Falando mais do álbum em si, é uma obra-prima da música pop. Da música 1 até à 13 consegue transportar-te por uma infinidade de sentimentos. "Like Eating Glass" é a faixa de abertura que todos os discos deviam ter: sentimental, técnico, catchy, tocante a todos os níveis. O baixo juicy, os breaks sucessivos de bateria após o refrão, a voz desesperante do Kele enquanto grita “Like eating poison, like eating glass” sobre o facto da sua pretendente (ou do seu) não atender as suas chamadas.

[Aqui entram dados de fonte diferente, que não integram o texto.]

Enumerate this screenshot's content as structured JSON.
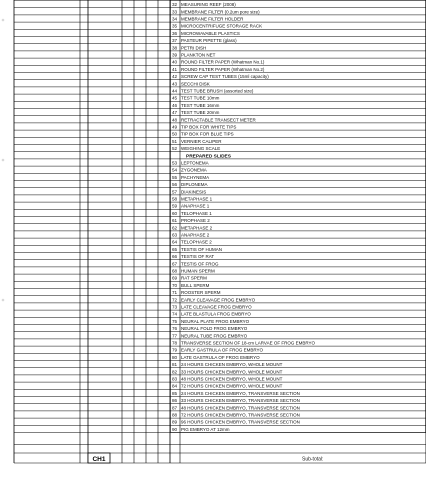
{
  "document": {
    "items": [
      {
        "no": "32",
        "desc": "MEASURING REEF (2008)"
      },
      {
        "no": "33",
        "desc": "MEMBRANE FILTER (0.2um pore size)"
      },
      {
        "no": "34",
        "desc": "MEMBRANE FILTER HOLDER"
      },
      {
        "no": "35",
        "desc": "MICROCENTRIFUGE STORAGE RACK"
      },
      {
        "no": "36",
        "desc": "MICROWAVABLE PLASTICS"
      },
      {
        "no": "37",
        "desc": "PASTEUR PIPETTE (glass)"
      },
      {
        "no": "38",
        "desc": "PETRI DISH"
      },
      {
        "no": "39",
        "desc": "PLANKTON NET"
      },
      {
        "no": "40",
        "desc": "ROUND FILTER PAPER (Whatman No.1)"
      },
      {
        "no": "41",
        "desc": "ROUND FILTER PAPER (Whatman No.2)"
      },
      {
        "no": "42",
        "desc": "SCREW CAP TEST TUBES (15ml capacity)"
      },
      {
        "no": "43",
        "desc": "SECCHI DISK"
      },
      {
        "no": "44",
        "desc": "TEST TUBE BRUSH (assorted size)"
      },
      {
        "no": "45",
        "desc": "TEST TUBE 10mm"
      },
      {
        "no": "46",
        "desc": "TEST TUBE 16mm"
      },
      {
        "no": "47",
        "desc": "TEST TUBE 20mm"
      },
      {
        "no": "48",
        "desc": "RETRACTABLE TRANSECT METER"
      },
      {
        "no": "49",
        "desc": "TIP BOX FOR WHITE TIPS"
      },
      {
        "no": "50",
        "desc": "TIP BOX FOR BLUE TIPS"
      },
      {
        "no": "51",
        "desc": "VERNIER CALIPER"
      },
      {
        "no": "52",
        "desc": "WEIGHING SCALE"
      },
      {
        "no": "",
        "desc": "PREPARED SLIDES",
        "heading": true
      },
      {
        "no": "53",
        "desc": "LEPTONEMA"
      },
      {
        "no": "54",
        "desc": "ZYGONEMA"
      },
      {
        "no": "55",
        "desc": "PACHYNEMA"
      },
      {
        "no": "56",
        "desc": "DIPLONEMA"
      },
      {
        "no": "57",
        "desc": "DIAKINESIS"
      },
      {
        "no": "58",
        "desc": "METAPHASE 1"
      },
      {
        "no": "59",
        "desc": "ANAPHASE 1"
      },
      {
        "no": "60",
        "desc": "TELOPHASE 1"
      },
      {
        "no": "61",
        "desc": "PROPHASE 2"
      },
      {
        "no": "62",
        "desc": "METAPHASE 2"
      },
      {
        "no": "63",
        "desc": "ANAPHASE 2"
      },
      {
        "no": "64",
        "desc": "TELOPHASE 2"
      },
      {
        "no": "65",
        "desc": "TESTIS OF HUMAN"
      },
      {
        "no": "66",
        "desc": "TESTIS OF RAT"
      },
      {
        "no": "67",
        "desc": "TESTIS OF FROG"
      },
      {
        "no": "68",
        "desc": "HUMAN SPERM"
      },
      {
        "no": "69",
        "desc": "RAT SPERM"
      },
      {
        "no": "70",
        "desc": "BULL SPERM"
      },
      {
        "no": "71",
        "desc": "ROOSTER SPERM"
      },
      {
        "no": "72",
        "desc": "EARLY CLEAVAGE FROG EMBRYO"
      },
      {
        "no": "73",
        "desc": "LATE CLEAVAGE FROG EMBRYO"
      },
      {
        "no": "74",
        "desc": "LATE BLASTULA FROG EMBRYO"
      },
      {
        "no": "75",
        "desc": "NEURAL PLATE FROG EMBRYO"
      },
      {
        "no": "76",
        "desc": "NEURAL FOLD FROG EMBRYO"
      },
      {
        "no": "77",
        "desc": "NEURAL TUBE FROG EMBRYO"
      },
      {
        "no": "78",
        "desc": "TRANSVERSE SECTION OF 18-cm LARVAE OF FROG EMBRYO"
      },
      {
        "no": "79",
        "desc": "EARLY GASTRULA OF FROG EMBRYO"
      },
      {
        "no": "80",
        "desc": "LATE GASTRULA OF FROG EMBRYO"
      },
      {
        "no": "81",
        "desc": "24 HOURS CHICKEN EMBRYO, WHOLE MOUNT"
      },
      {
        "no": "82",
        "desc": "33 HOURS CHICKEN EMBRYO, WHOLE MOUNT"
      },
      {
        "no": "83",
        "desc": "48 HOURS CHICKEN EMBRYO, WHOLE MOUNT"
      },
      {
        "no": "84",
        "desc": "72 HOURS CHICKEN EMBRYO, WHOLE MOUNT"
      },
      {
        "no": "85",
        "desc": "24 HOURS CHICKEN EMBRYO, TRANSVERSE SECTION"
      },
      {
        "no": "86",
        "desc": "33 HOURS CHICKEN EMBRYO, TRANSVERSE SECTION"
      },
      {
        "no": "87",
        "desc": "48 HOURS CHICKEN EMBRYO, TRANSVERSE SECTION"
      },
      {
        "no": "88",
        "desc": "72 HOURS CHICKEN EMBRYO, TRANSVERSE SECTION"
      },
      {
        "no": "89",
        "desc": "96 HOURS CHICKEN EMBRYO, TRANSVERSE SECTION"
      },
      {
        "no": "90",
        "desc": "PIG EMBRYO AT 12mm"
      }
    ],
    "footer": {
      "code": "CH1",
      "subtotal_label": "Sub-total:"
    }
  }
}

Para um rapaz que se iniciava na vida amorosa isto faz todo o sentido e até para os que vão full loving, o sentimento é este mesmo! "Helicopter" é a música mais rock do álbum (3 minutos e 40 demasiado curtos), "Positive Tension" é a simbologia da revolta e da raiva, assim como "Luno", que explode, duplamente, exatamente do mesmo modo, solos e efeitos de pedais everywhere. "Banquet" é o single forte do disco, ganhando em comercialidade mas não perdendo em qualidade. "She's Hearing Voices" é a canção mais dançável do registo. "Little Thoughts" é a “continuação” da 1ª faixa, o seu sentimento agridoce agarra o ouvinte de uma forma tão potente que o paralisa (”I'll go back if you ask me”). "Price Of Gasoline" é um wake-up call ao governo do Mr. G. W. Bush ("Red, red, white and blue, I can tell you how this ends, We're gonna win this!"). "This Modern Love" é a não-balada mais perfeita da nossa geração. As baladas "Blue Light" e "So Here We Are" são de um imenso nível lírico e sónico (confesso que já chorei muitas vezes ao som da primeira). Tudo acaba em "Compliments", música de quase 5 minutos, que funciona como uma espécie de calma após a tempestade.
Silent Alarm é um álbum desesperadamente equilibrado, verdadeiro, furioso, enérgico, apaixonado, triste. E de uma versatilidade incrível, que nos faz meditar sobre a vida de uma forma construtiva e consciente. O abrigo perfeito das terças-feiras chuvosas. Não há uma música má, nenhum filler, nada a apontar! Uma estreia perfeita!
Definitivamente um dos melhores discos da década passada, e da minha vida. O disco que me abriu os horizontes musicais aos 10 anos, e que ainda o faz aos 20.
Parabéns Silent Alarm, parabéns Bloc Party!